On what page and what exact icon are you talking about please ?


----------



## aldra (Jul 2, 2009)

I am not pleased' can't afford to go to far ahead

I could be dead :lol: :lol: :lol:

I think it should be backdated

Aldra


----------



## tonyblake (Apr 4, 2008)

Hi and renewed for 2 years but renewal states till April 2014. Can you tweek please Nuke.
Tony


----------



## tonyblake (Apr 4, 2008)

Thanks Nuke, first class tweeking.


----------



## HermanHymer (Dec 5, 2008)

*Expiring membership*

I renewed through this offer - my bank account debited 10 Nov but my profile still showing expiring next month and your reminders to renew still coming through. Please update, Nuke.
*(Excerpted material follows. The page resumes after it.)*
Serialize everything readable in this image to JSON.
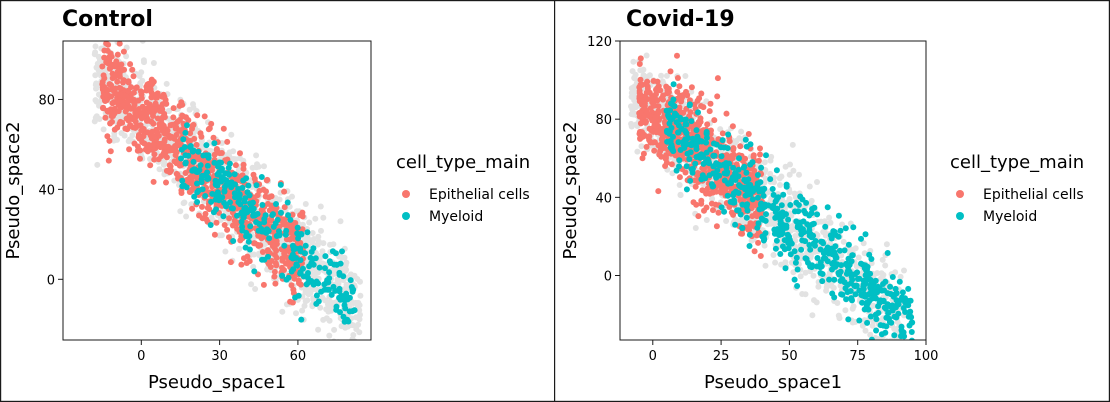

Thanks.

Viv


----------



## emmbeedee (Oct 31, 2008)

nukeadmin said:


> > therewas no response to my click on the PayPal icon & I thought it wasn't working. Nevertheles I continued anyway & the PayPal screen came up
> 
> 
> On what page and what exact icon are you talking about please ?


Sorry for the delay in responding but I've only just seen this post. 
I can't remember exactly, but it was early in the process, I think where you choose payment method. IIRC it was the first screen on which PayPal appeared. I clicked on PayPal but there was no response, as if this option wasn't working. As I said, I continued anyway & found it was working after all.


----------



## Penquin (Oct 15, 2007)

I renewed today for 2 years after encountering a problem with trying to use the web option as it would not allow me to change an out of date postcode, I picked up the phone, spoke to Ben and solved the problem and renewed within 5 minutes 

excellent service and easy to do - a genuinely good offer that is well worth using IMO,

the downside is that you are stuck with me on here for the next two years :lol: :lol: :roll: 

Dave


----------